Party leaders call for rifts to be healed
The dust has settled and politicians are calling for peace and unity in their Christmas messages.
After last week's election both Premier Ewart Brown and interim leader of the UBP Patricia Gordon-Pamplin have asked for Bermudians to work together for the good of the Island.
It was the longest campaign in living memory and many pundits said it was the nastiest too.
But both parties are now calling on people to work together and heal rifts.
Dr. Brown said: "December's election campaign often descended into personal attacks and pitted us as Bermudians one against the other.
"Yet this is the season of harmony and peace. Let us remember that, and unite as one Bermuda aglow in the light of the holiday spirit.
"Our expressions of goodwill must not be confined to just this yuletide season.
"Christmas is more than one day; its sentiments are meant to be within us throughout the year.
"When the carols are no longer sung and temperatures have warmed, "goodwill to all men" is still required of us."
He added that 2008 holds much promise for the Island.
Interim UBP leader Mrs.
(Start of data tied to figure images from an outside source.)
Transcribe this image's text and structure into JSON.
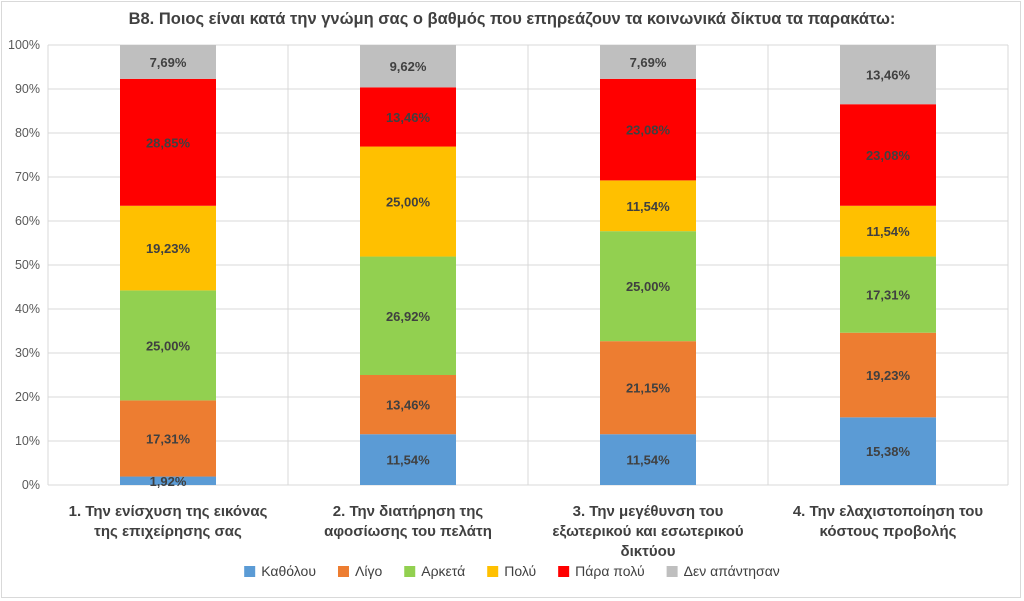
{
  "chart_data": {
    "type": "bar",
    "stacked": true,
    "percent": true,
    "title": "B8. Ποιος είναι κατά την γνώμη σας ο βαθμός που επηρεάζουν τα κοινωνικά δίκτυα τα παρακάτω:",
    "xlabel": "",
    "ylabel": "",
    "ylim": [
      0,
      100
    ],
    "yticks": [
      "0%",
      "10%",
      "20%",
      "30%",
      "40%",
      "50%",
      "60%",
      "70%",
      "80%",
      "90%",
      "100%"
    ],
    "grid": true,
    "legend_position": "bottom",
    "categories": [
      [
        "1. Την ενίσχυση της εικόνας",
        "της επιχείρησης σας"
      ],
      [
        "2. Την διατήρηση της",
        "αφοσίωσης του πελάτη"
      ],
      [
        "3. Την μεγέθυνση του",
        "εξωτερικού  και εσωτερικού",
        "δικτύου"
      ],
      [
        "4. Την ελαχιστοποίηση του",
        "κόστους προβολής"
      ]
    ],
    "series": [
      {
        "name": "Καθόλου",
        "color": "#5b9bd5",
        "values": [
          1.92,
          11.54,
          11.54,
          15.38
        ],
        "labels": [
          "1,92%",
          "11,54%",
          "11,54%",
          "15,38%"
        ]
      },
      {
        "name": "Λίγο",
        "color": "#ed7d31",
        "values": [
          17.31,
          13.46,
          21.15,
          19.23
        ],
        "labels": [
          "17,31%",
          "13,46%",
          "21,15%",
          "19,23%"
        ]
      },
      {
        "name": "Αρκετά",
        "color": "#92d050",
        "values": [
          25.0,
          26.92,
          25.0,
          17.31
        ],
        "labels": [
          "25,00%",
          "26,92%",
          "25,00%",
          "17,31%"
        ]
      },
      {
        "name": "Πολύ",
        "color": "#ffc000",
        "values": [
          19.23,
          25.0,
          11.54,
          11.54
        ],
        "labels": [
          "19,23%",
          "25,00%",
          "11,54%",
          "11,54%"
        ]
      },
      {
        "name": "Πάρα πολύ",
        "color": "#ff0000",
        "values": [
          28.85,
          13.46,
          23.08,
          23.08
        ],
        "labels": [
          "28,85%",
          "13,46%",
          "23,08%",
          "23,08%"
        ]
      },
      {
        "name": "Δεν απάντησαν",
        "color": "#bfbfbf",
        "values": [
          7.69,
          9.62,
          7.69,
          13.46
        ],
        "labels": [
          "7,69%",
          "9,62%",
          "7,69%",
          "13,46%"
        ]
      }
    ]
  }
}
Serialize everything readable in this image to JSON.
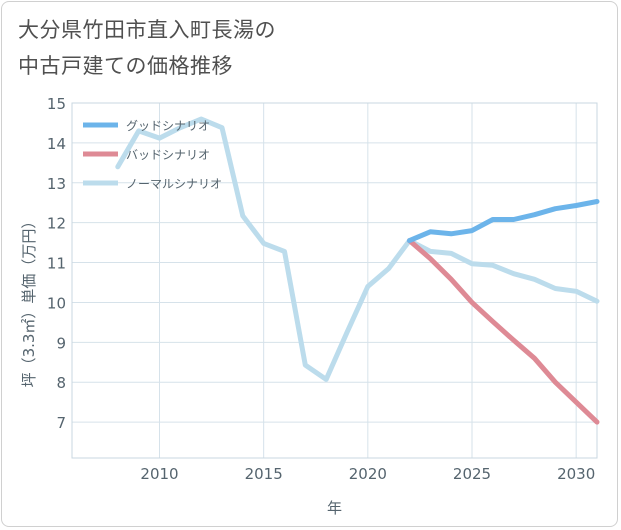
{
  "title_lines": [
    "大分県竹田市直入町長湯の",
    "中古戸建ての価格推移"
  ],
  "chart_data": {
    "type": "line",
    "title": "大分県竹田市直入町長湯の中古戸建ての価格推移",
    "xlabel": "年",
    "ylabel": "坪（3.3㎡）単価（万円）",
    "xlim": [
      2005.8,
      2031
    ],
    "ylim": [
      6.1,
      15
    ],
    "x_ticks": [
      2010,
      2015,
      2020,
      2025,
      2030
    ],
    "y_ticks": [
      7,
      8,
      9,
      10,
      11,
      12,
      13,
      14,
      15
    ],
    "legend_position": "top-left",
    "series": [
      {
        "name": "グッドシナリオ",
        "color": "#6cb4ea",
        "x": [
          2022,
          2023,
          2024,
          2025,
          2026,
          2027,
          2028,
          2029,
          2030,
          2031
        ],
        "values": [
          11.55,
          11.77,
          11.72,
          11.8,
          12.08,
          12.08,
          12.2,
          12.35,
          12.43,
          12.53
        ]
      },
      {
        "name": "バッドシナリオ",
        "color": "#de8a95",
        "x": [
          2022,
          2023,
          2024,
          2025,
          2026,
          2027,
          2028,
          2029,
          2030,
          2031
        ],
        "values": [
          11.55,
          11.1,
          10.58,
          10.0,
          9.52,
          9.05,
          8.6,
          8.0,
          7.5,
          7.0
        ]
      },
      {
        "name": "ノーマルシナリオ",
        "color": "#bcdcec",
        "x": [
          2008,
          2009,
          2010,
          2011,
          2012,
          2013,
          2014,
          2015,
          2016,
          2017,
          2018,
          2019,
          2020,
          2021,
          2022,
          2023,
          2024,
          2025,
          2026,
          2027,
          2028,
          2029,
          2030,
          2031
        ],
        "values": [
          13.4,
          14.3,
          14.12,
          14.38,
          14.6,
          14.38,
          12.17,
          11.48,
          11.28,
          8.43,
          8.07,
          9.25,
          10.4,
          10.85,
          11.55,
          11.28,
          11.23,
          10.97,
          10.93,
          10.72,
          10.58,
          10.35,
          10.28,
          10.03
        ]
      }
    ]
  }
}
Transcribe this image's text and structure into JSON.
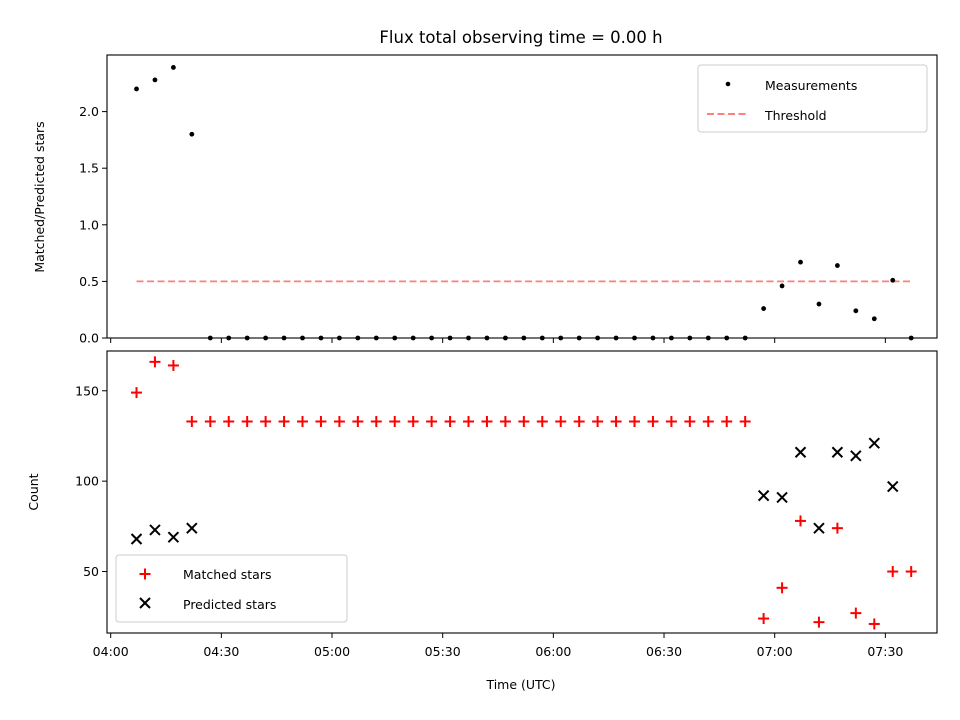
{
  "chart_data": [
    {
      "type": "scatter",
      "title": "Flux total observing time = 0.00 h",
      "xlabel": "",
      "ylabel": "Matched/Predicted stars",
      "xlim": [
        "03:59",
        "07:44"
      ],
      "ylim": [
        0,
        2.5
      ],
      "yticks": [
        "0.0",
        "0.5",
        "1.0",
        "1.5",
        "2.0"
      ],
      "legend_position": "upper right",
      "series": [
        {
          "name": "Measurements",
          "marker": "dot",
          "color": "#000000",
          "x": [
            "04:07",
            "04:12",
            "04:17",
            "04:22",
            "04:27",
            "04:32",
            "04:37",
            "04:42",
            "04:47",
            "04:52",
            "04:57",
            "05:02",
            "05:07",
            "05:12",
            "05:17",
            "05:22",
            "05:27",
            "05:32",
            "05:37",
            "05:42",
            "05:47",
            "05:52",
            "05:57",
            "06:02",
            "06:07",
            "06:12",
            "06:17",
            "06:22",
            "06:27",
            "06:32",
            "06:37",
            "06:42",
            "06:47",
            "06:52",
            "06:57",
            "07:02",
            "07:07",
            "07:12",
            "07:17",
            "07:22",
            "07:27",
            "07:32",
            "07:37"
          ],
          "y": [
            2.2,
            2.28,
            2.39,
            1.8,
            0,
            0,
            0,
            0,
            0,
            0,
            0,
            0,
            0,
            0,
            0,
            0,
            0,
            0,
            0,
            0,
            0,
            0,
            0,
            0,
            0,
            0,
            0,
            0,
            0,
            0,
            0,
            0,
            0,
            0,
            0.26,
            0.46,
            0.67,
            0.3,
            0.64,
            0.24,
            0.17,
            0.51,
            0
          ]
        },
        {
          "name": "Threshold",
          "style": "dashed",
          "color": "#ff7f7f",
          "x": [
            "04:07",
            "07:37"
          ],
          "y": [
            0.5,
            0.5
          ]
        }
      ]
    },
    {
      "type": "scatter",
      "xlabel": "Time (UTC)",
      "ylabel": "Count",
      "xlim": [
        "03:59",
        "07:44"
      ],
      "ylim": [
        16,
        172
      ],
      "xticks": [
        "04:00",
        "04:30",
        "05:00",
        "05:30",
        "06:00",
        "06:30",
        "07:00",
        "07:30"
      ],
      "yticks": [
        "50",
        "100",
        "150"
      ],
      "legend_position": "lower left",
      "series": [
        {
          "name": "Matched stars",
          "marker": "plus",
          "color": "#ff0000",
          "x": [
            "04:07",
            "04:12",
            "04:17",
            "04:22",
            "04:27",
            "04:32",
            "04:37",
            "04:42",
            "04:47",
            "04:52",
            "04:57",
            "05:02",
            "05:07",
            "05:12",
            "05:17",
            "05:22",
            "05:27",
            "05:32",
            "05:37",
            "05:42",
            "05:47",
            "05:52",
            "05:57",
            "06:02",
            "06:07",
            "06:12",
            "06:17",
            "06:22",
            "06:27",
            "06:32",
            "06:37",
            "06:42",
            "06:47",
            "06:52",
            "06:57",
            "07:02",
            "07:07",
            "07:12",
            "07:17",
            "07:22",
            "07:27",
            "07:32",
            "07:37"
          ],
          "y": [
            149,
            166,
            164,
            133,
            133,
            133,
            133,
            133,
            133,
            133,
            133,
            133,
            133,
            133,
            133,
            133,
            133,
            133,
            133,
            133,
            133,
            133,
            133,
            133,
            133,
            133,
            133,
            133,
            133,
            133,
            133,
            133,
            133,
            133,
            24,
            41,
            78,
            22,
            74,
            27,
            21,
            50,
            50
          ]
        },
        {
          "name": "Predicted stars",
          "marker": "x",
          "color": "#000000",
          "x": [
            "04:07",
            "04:12",
            "04:17",
            "04:22",
            "06:57",
            "07:02",
            "07:07",
            "07:12",
            "07:17",
            "07:22",
            "07:27",
            "07:32"
          ],
          "y": [
            68,
            73,
            69,
            74,
            92,
            91,
            116,
            74,
            116,
            114,
            121,
            97
          ]
        }
      ]
    }
  ]
}
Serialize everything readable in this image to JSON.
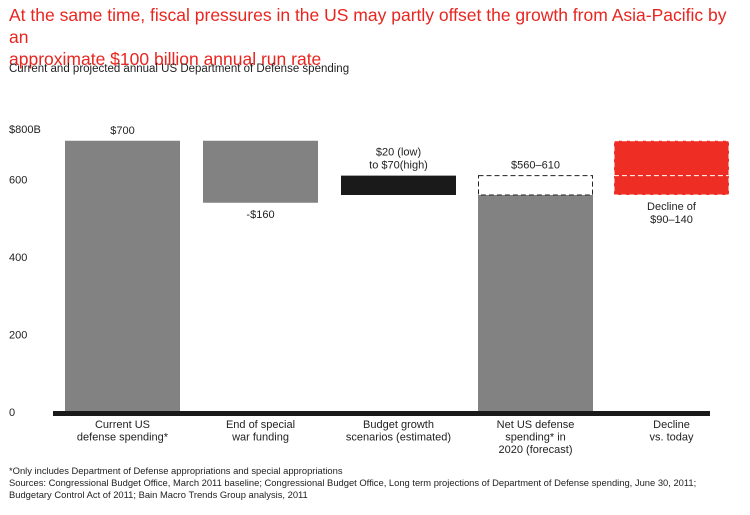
{
  "headline_lines": [
    "At the same time, fiscal pressures in the US may partly offset the growth from Asia-Pacific by an",
    "approximate $100 billion annual run rate"
  ],
  "subtitle": "Current and projected annual US Department of Defense spending",
  "footnotes": [
    "*Only includes Department of Defense appropriations and special appropriations",
    "Sources: Congressional Budget Office, March 2011 baseline; Congressional Budget Office, Long term projections of Department of Defense spending, June 30, 2011;",
    "Budgetary Control Act of 2011; Bain Macro Trends Group analysis, 2011"
  ],
  "colors": {
    "gray": "#828282",
    "black": "#1a1a1a",
    "red": "#ee2e24",
    "headline": "#e8251f"
  },
  "chart_data": {
    "type": "waterfall",
    "title": "Current and projected annual US Department of Defense spending",
    "ylim": [
      0,
      800
    ],
    "y_ticks": [
      {
        "value": 0,
        "label": "0"
      },
      {
        "value": 200,
        "label": "200"
      },
      {
        "value": 400,
        "label": "400"
      },
      {
        "value": 600,
        "label": "600"
      },
      {
        "value": 800,
        "label": "$800B"
      }
    ],
    "bars": [
      {
        "id": "current",
        "category_lines": [
          "Current US",
          "defense spending*"
        ],
        "base": 0,
        "top": 700,
        "style": "gray",
        "label_lines": [
          "$700"
        ],
        "label_position": "above"
      },
      {
        "id": "war-funding",
        "category_lines": [
          "End of special",
          "war funding"
        ],
        "base": 540,
        "top": 700,
        "style": "gray",
        "label_lines": [
          "-$160"
        ],
        "label_position": "below"
      },
      {
        "id": "growth",
        "category_lines": [
          "Budget growth",
          "scenarios (estimated)"
        ],
        "base": 560,
        "top": 610,
        "style": "black",
        "label_lines": [
          "$20 (low)",
          "to $70(high)"
        ],
        "label_position": "above"
      },
      {
        "id": "net-2020",
        "category_lines": [
          "Net US defense",
          "spending* in",
          "2020 (forecast)"
        ],
        "base": 0,
        "top": 560,
        "range_top": 610,
        "style": "gray-dashed-range",
        "label_lines": [
          "$560–610"
        ],
        "label_position": "above"
      },
      {
        "id": "decline",
        "category_lines": [
          "Decline",
          "vs. today"
        ],
        "base": 560,
        "top": 700,
        "mid": 610,
        "style": "red-dashed",
        "label_lines": [
          "Decline of",
          "$90–140"
        ],
        "label_position": "below"
      }
    ]
  }
}
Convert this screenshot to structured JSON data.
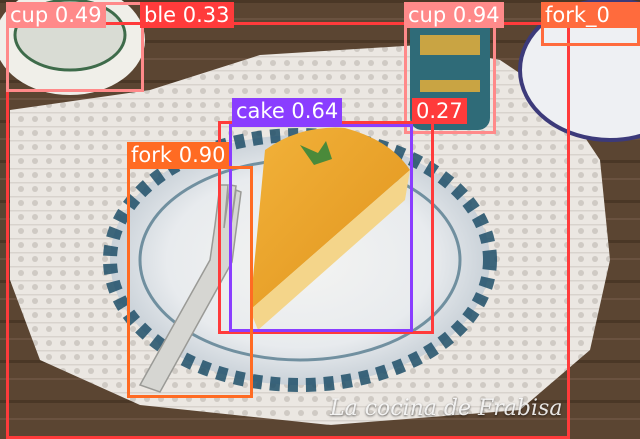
{
  "watermark": "La cocina de Frabisa",
  "colors": {
    "dining_table": "#ff3b3b",
    "cup_left": "#ff8a8a",
    "cup_right": "#ff8a8a",
    "fork_top_right": "#ff6b3d",
    "cake": "#8a3dff",
    "fork": "#ff6b23",
    "unknown_027": "#ff3b3b"
  },
  "detections": [
    {
      "id": "dining_table",
      "label": "table 0.33",
      "visible_label": "ble 0.33"
    },
    {
      "id": "cup_left",
      "label": "cup 0.49"
    },
    {
      "id": "cup_right",
      "label": "cup 0.94"
    },
    {
      "id": "fork_top_right",
      "label": "fork_0"
    },
    {
      "id": "unknown_027",
      "label": "0.27"
    },
    {
      "id": "cake",
      "label": "cake 0.64"
    },
    {
      "id": "fork",
      "label": "fork 0.90"
    }
  ]
}
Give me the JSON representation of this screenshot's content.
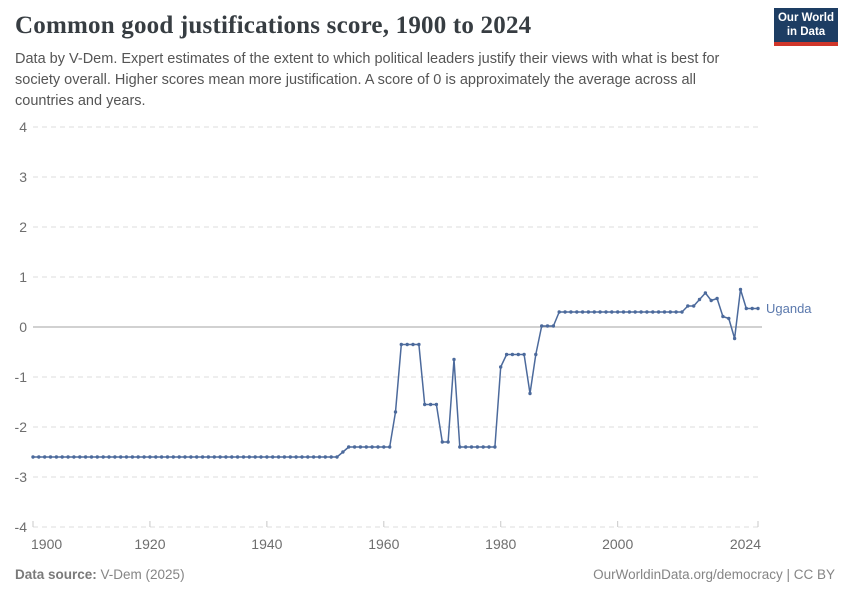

Gordon-Pamplin said: "It is good in the wake of an election during which forces of division played upon this island that we should have Christmas.
"For Christmas reminds us, just as an angel proclaimed to shepherds in a field so long ago, that we can have "peace on Earth and goodwill toward men.
She wrote that former leader Michael Dunkley "spoke of the need to move Bermuda to a higher, better place" and "an island of decency, where our people see each other as Bermudians first".